Dec 2 15:41:13 esxhostname vmkernel: 0:00:37:21.082 cpu14:4118)WARNING: NMP: nmp_DeviceStartLoop: NMP Device “naa.6000eb36b7210cc2000000000000017a” is blocked. Not starting I/O from device.
Dec 2 15:41:14 esxhostname vmkernel: 0:00:37:22.084 cpu0:4285)WARNING: vmw_psp_rr: psp_rrSelectPathToActivate: Could not select path for device “naa.6000eb36b7210cc2000000000000017a”.
Dec 2 15:41:14 esxhostname vmkernel: 0:00:37:22.084 cpu2:4231)WARNING: NMP: nmp_DeviceAttemptFailover: Retry world failover device “naa.6000eb36b7210cc2000000000000017a” – issuing command 0x4100010f2e40
Dec 2 15:41:14 esxhostname vmkernel: 0:00:37:22.084 cpu2:4231)WARNING: vmw_psp_rr: psp_rrSelectPath: Could not select path for device “naa.6000eb36b7210cc2000000000000017a”.
Dec 2 15:41:14 esxhostname vmkernel: 0:00:37:22.084 cpu2:4231)WARNING: NMP: nmp_DeviceAttemptFailover: Retry world failover device “naa.6000eb36b7210cc2000000000000017a” – failed to issue command due to Not found (APD), try again…
Dec 2 15:41:14 esxhostname vmkernel: 0:00:37:22.084 cpu2:4231)WARNING: NMP: nmp_DeviceAttemptFailover: Logical device “naa.6000eb36b7210cc2000000000000017a”: awaiting fast path state update…
Further conclusions at that moment learned that a volume was deleted from the LeftHand SAN and EXS obviously didn’t handle this well causing ALL VM’s on the troubled host to freeze completely. To the user it only appears like the server is losing its network connection but in fact it’s a real freeze that varies from 15 to 30 seconds (in our environment). So to get a grip on the situation I frozen (to stay in terms 😉 all the LUN removals since I first wanted to reproduce this in our life-like test environment.
While troubleshooting this morning Arne Fokkema pointed me to an article Chad Sakac published yesterday which contains some interesting information about this topic, read it here.
For my test results I was using these steps on and on again:
- Healthy ESX Host with volume connected;
- From LeftHand Console: Unassign the iSCSI volume from the ESX Host (The iSCSI session towards the volume stays connected even after a rescan since the volume still exists and the iSCSI session isn’t terminated
- From LeftHand Console: Delete the volume
- The deletion of the volume is instantly detected by ESX and multiple entries are written to the vmkernel (*)
- Next thing is that every 5 minutes the Path Selection Policy (PSP) is mentioning that it can’t select a path for device (log: WARNING: vmw_psp_rr: psp_rrSelectPathToActivate: Could not select path for device “naa.6000eb36b7210cc2000000000000016e”.)
(*) Now the tricky part: when deleting a volume from the LeftHand console this is, as stated, recorded in the vmkernel log.

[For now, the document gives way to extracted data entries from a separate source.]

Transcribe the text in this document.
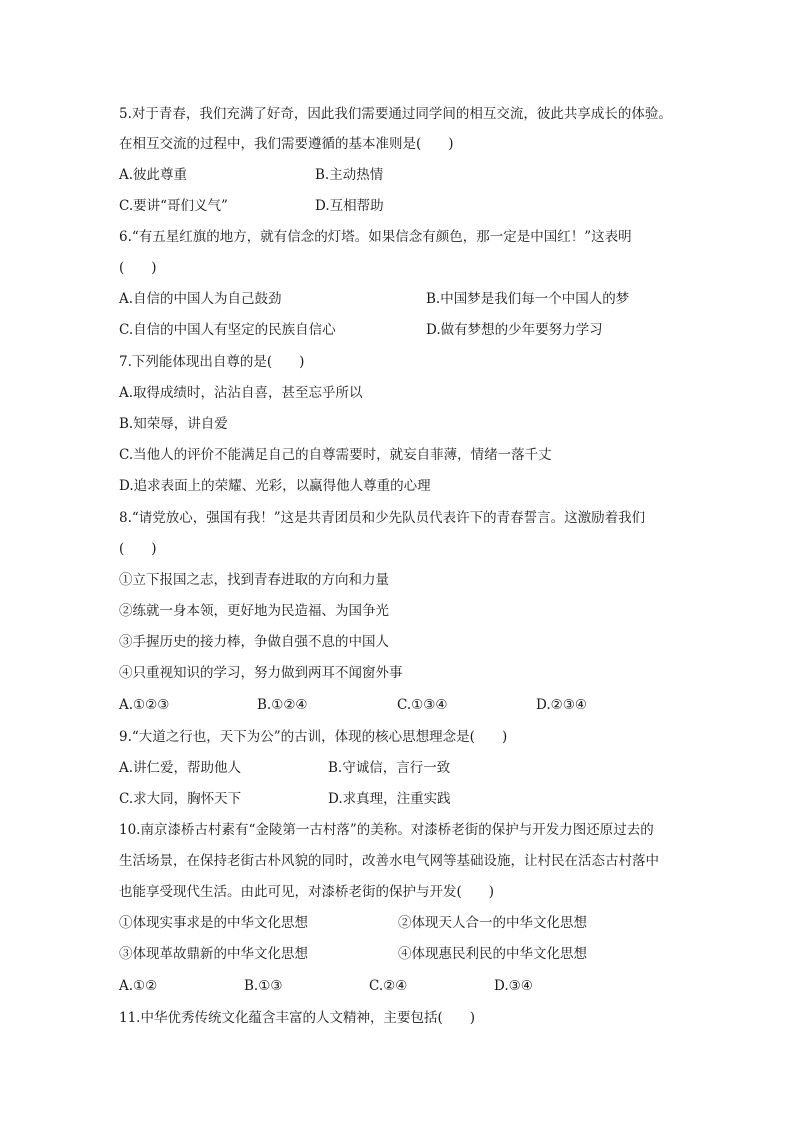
5.对于青春，我们充满了好奇，因此我们需要通过同学间的相互交流，彼此共享成长的体验。
在相互交流的过程中，我们需要遵循的基本准则是(　　)
A.彼此尊重	B.主动热情
C.要讲“哥们义气”	D.互相帮助
6.“有五星红旗的地方，就有信念的灯塔。如果信念有颜色，那一定是中国红！”这表明
(　　)
A.自信的中国人为自己鼓劲	B.中国梦是我们每一个中国人的梦
C.自信的中国人有坚定的民族自信心	D.做有梦想的少年要努力学习
7.下列能体现出自尊的是(　　)
A.取得成绩时，沾沾自喜，甚至忘乎所以
B.知荣辱，讲自爱
C.当他人的评价不能满足自己的自尊需要时，就妄自菲薄，情绪一落千丈
D.追求表面上的荣耀、光彩，以赢得他人尊重的心理
8.“请党放心，强国有我！”这是共青团员和少先队员代表许下的青春誓言。这激励着我们
(　　)
①立下报国之志，找到青春进取的方向和力量
②练就一身本领，更好地为民造福、为国争光
③手握历史的接力棒，争做自强不息的中国人
④只重视知识的学习，努力做到两耳不闻窗外事
A.①②③	B.①②④	C.①③④	D.②③④
9.“大道之行也，天下为公”的古训，体现的核心思想理念是(　　)
A.讲仁爱，帮助他人	B.守诚信，言行一致
C.求大同，胸怀天下	D.求真理，注重实践
10.南京漆桥古村素有“金陵第一古村落”的美称。对漆桥老街的保护与开发力图还原过去的
生活场景，在保持老街古朴风貌的同时，改善水电气网等基础设施，让村民在活态古村落中
也能享受现代生活。由此可见，对漆桥老街的保护与开发(　　)
①体现实事求是的中华文化思想	②体现天人合一的中华文化思想
③体现革故鼎新的中华文化思想	④体现惠民利民的中华文化思想
A.①②	B.①③	C.②④	D.③④
11.中华优秀传统文化蕴含丰富的人文精神，主要包括(　　)
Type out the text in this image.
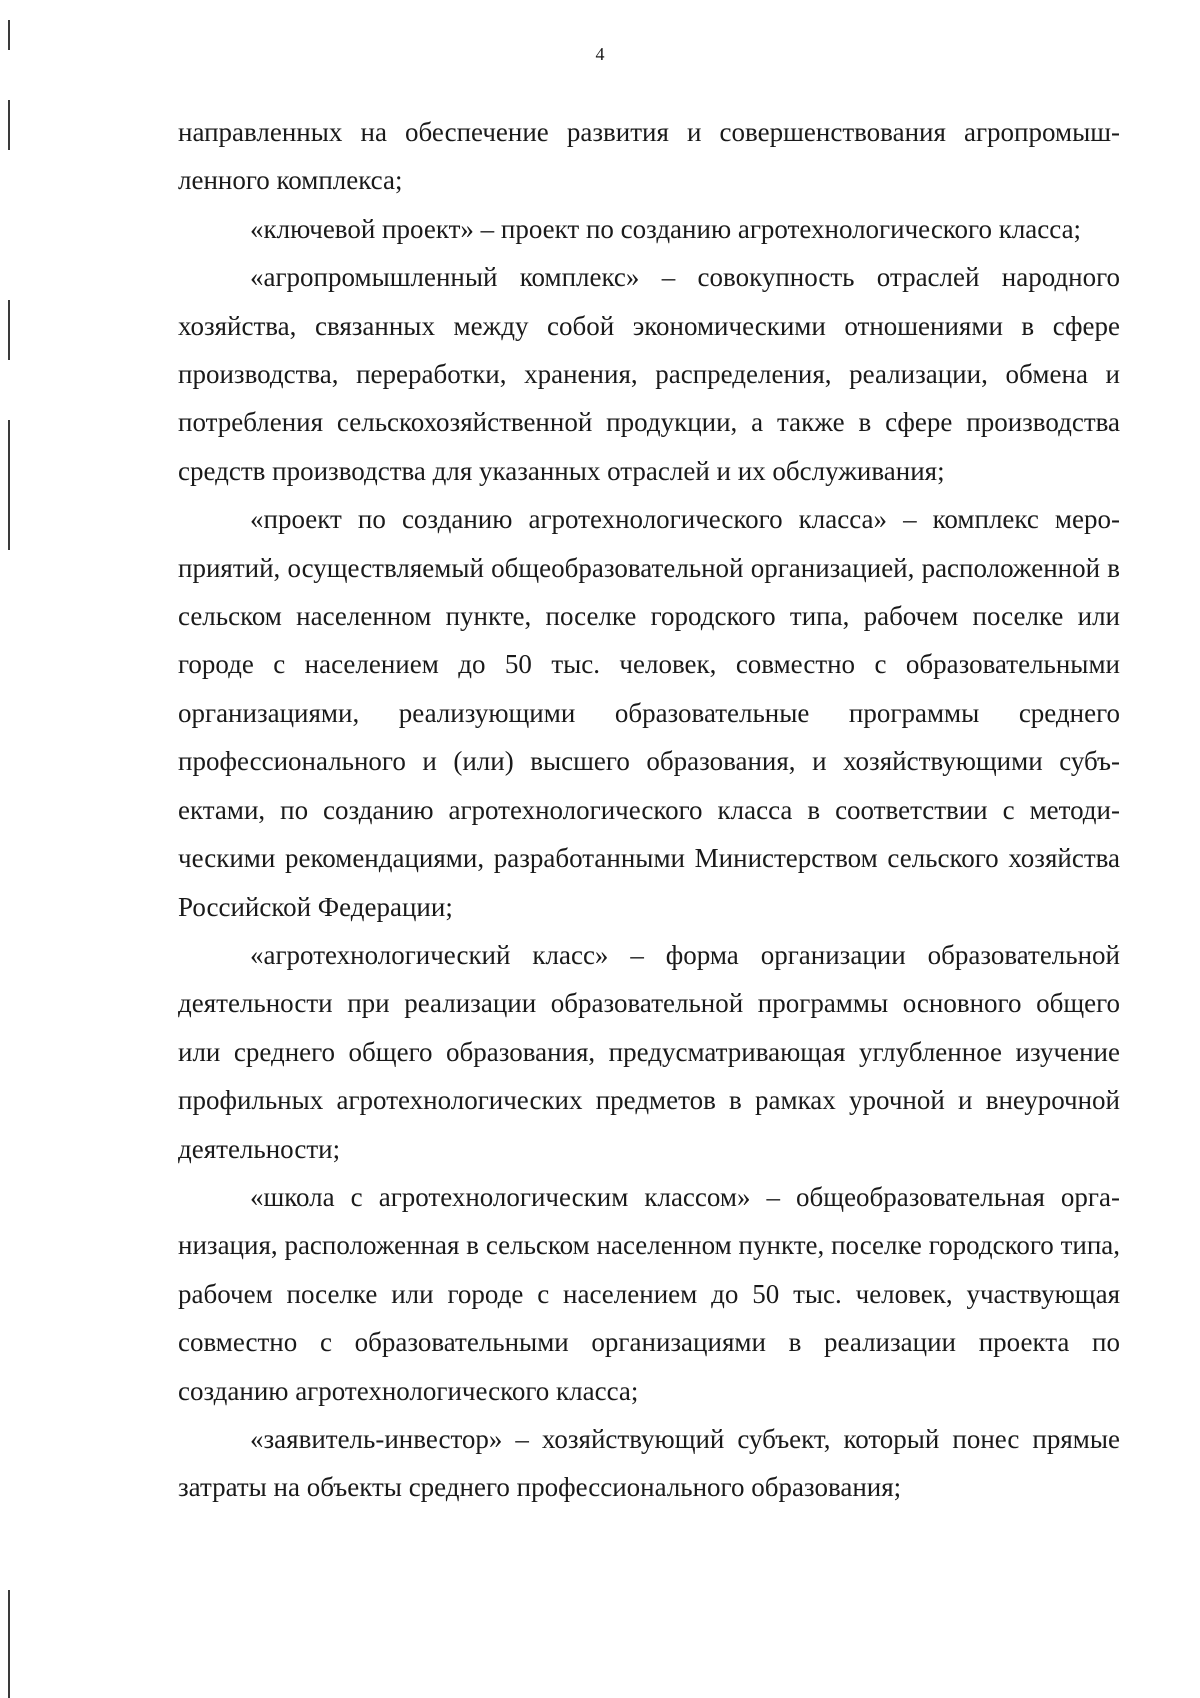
4

направленных на обеспечение развития и совершенствования агропромышленного комплекса;

«ключевой проект» – проект по созданию агротехнологического класса;

«агропромышленный комплекс» – совокупность отраслей народного хозяйства, связанных между собой экономическими отношениями в сфере производства, переработки, хранения, распределения, реализации, обмена и потребления сельскохозяйственной продукции, а также в сфере производства средств производства для указанных отраслей и их обслуживания;

«проект по созданию агротехнологического класса» – комплекс мероприятий, осуществляемый общеобразовательной организацией, расположенной в сельском населенном пункте, поселке городского типа, рабочем поселке или городе с населением до 50 тыс. человек, совместно с образовательными организациями, реализующими образовательные программы среднего профессионального и (или) высшего образования, и хозяйствующими субъектами, по созданию агротехнологического класса в соответствии с методическими рекомендациями, разработанными Министерством сельского хозяйства Российской Федерации;

«агротехнологический класс» – форма организации образовательной деятельности при реализации образовательной программы основного общего или среднего общего образования, предусматривающая углубленное изучение профильных агротехнологических предметов в рамках урочной и внеурочной деятельности;

«школа с агротехнологическим классом» – общеобразовательная организация, расположенная в сельском населенном пункте, поселке городского типа, рабочем поселке или городе с населением до 50 тыс. человек, участвующая совместно с образовательными организациями в реализации проекта по созданию агротехнологического класса;

«заявитель-инвестор» – хозяйствующий субъект, который понес прямые затраты на объекты среднего профессионального образования;
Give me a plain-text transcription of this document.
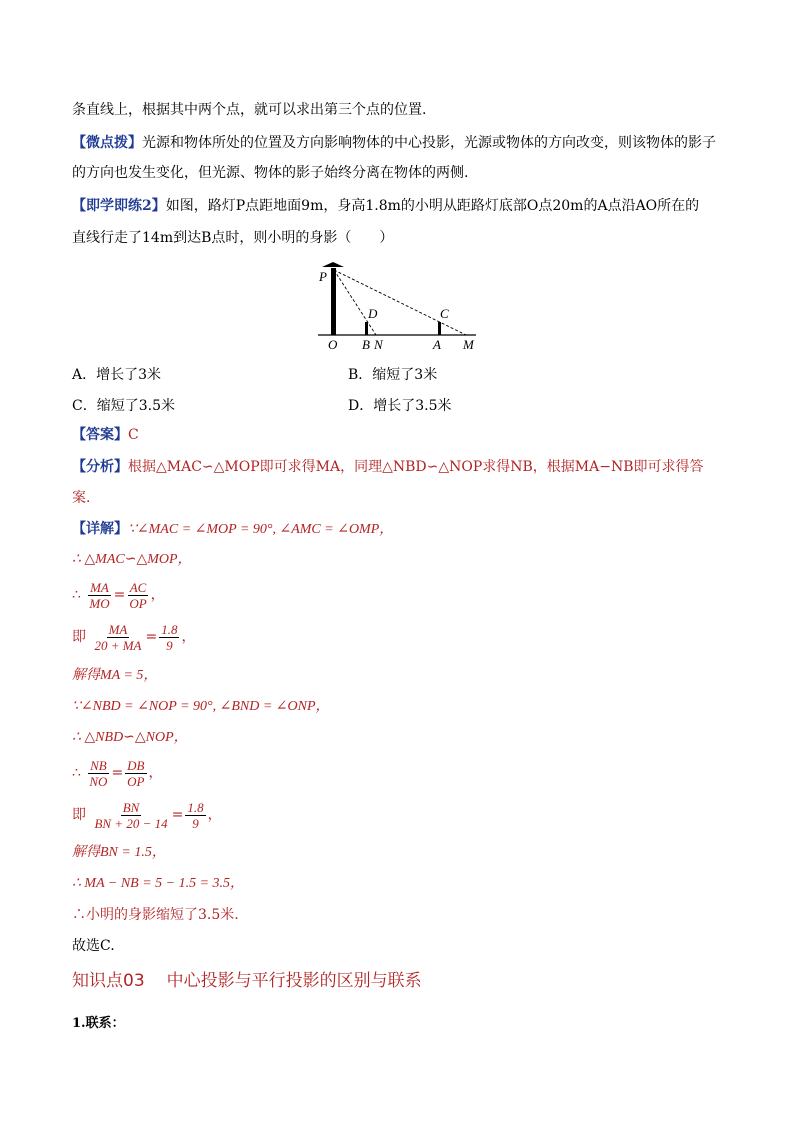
条直线上，根据其中两个点，就可以求出第三个点的位置.
【微点拨】光源和物体所处的位置及方向影响物体的中心投影，光源或物体的方向改变，则该物体的影子
的方向也发生变化，但光源、物体的影子始终分离在物体的两侧.
【即学即练2】如图，路灯P点距地面9m，身高1.8m的小明从距路灯底部O点20m的A点沿AO所在的
直线行走了14m到达B点时，则小明的身影（　　）
P
D	C
O B N	A M
A．增长了3米	B．缩短了3米
C．缩短了3.5米	D．增长了3.5米
【答案】C
【分析】根据△MAC∽△MOP即可求得MA，同理△NBD∽△NOP求得NB，根据MA−NB即可求得答
案.
【详解】∵∠MAC = ∠MOP = 90°, ∠AMC = ∠OMP，
∴ △MAC∽△MOP，
∴ $\frac{MA}{MO} = \frac{AC}{OP}$ ，
即 $\frac{MA}{20 + MA} = \frac{1.8}{9}$ ，
解得MA = 5，
∵∠NBD = ∠NOP = 90°, ∠BND = ∠ONP，
∴ △NBD∽△NOP，
∴ $\frac{NB}{NO} = \frac{DB}{OP}$ ，
即 $\frac{BN}{BN + 20 - 14} = \frac{1.8}{9}$ ，
解得BN = 1.5，
∴ MA − NB = 5 − 1.5 = 3.5，
∴小明的身影缩短了3.5米.
故选C.
知识点03 中心投影与平行投影的区别与联系
1.联系：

Sometimes the log stays steady after the first entries (when the volume is deleted) and then randomly fills up with several entries about paths that cannot be found and other error messages and sometimes the log instantly floods and just keeps on flooding for hours, or even days!
My test results showed that the VMs freeze only in the last case: ‘whenever the vmkernel logs keeps on flooding’. At this moment it’s unclear to me why this is random behavior but looking back at our production problems versus all the volumes that we’ve deleted in the past and my experiences of today I cannot do anything else than really conclude that the “flooding vmkernel log” is at random. Needless to say is that the actual freezing of VMs (when the vmkernel log is flooded) is definitely at random since sometimes it occurs once an hour and sometimes multiple times an hour.
Last but not least, rescanning the vmhba solved my problems with the log flooding, however, rescanning the vmhba doesn’t always work anymore while the system is flooded!
So better be safe than sorry and follow the steps in the correct order when deleting a volume from the SAN (as apparently this is a multi-vendor and this ESX problem), just like Chad stated in his article.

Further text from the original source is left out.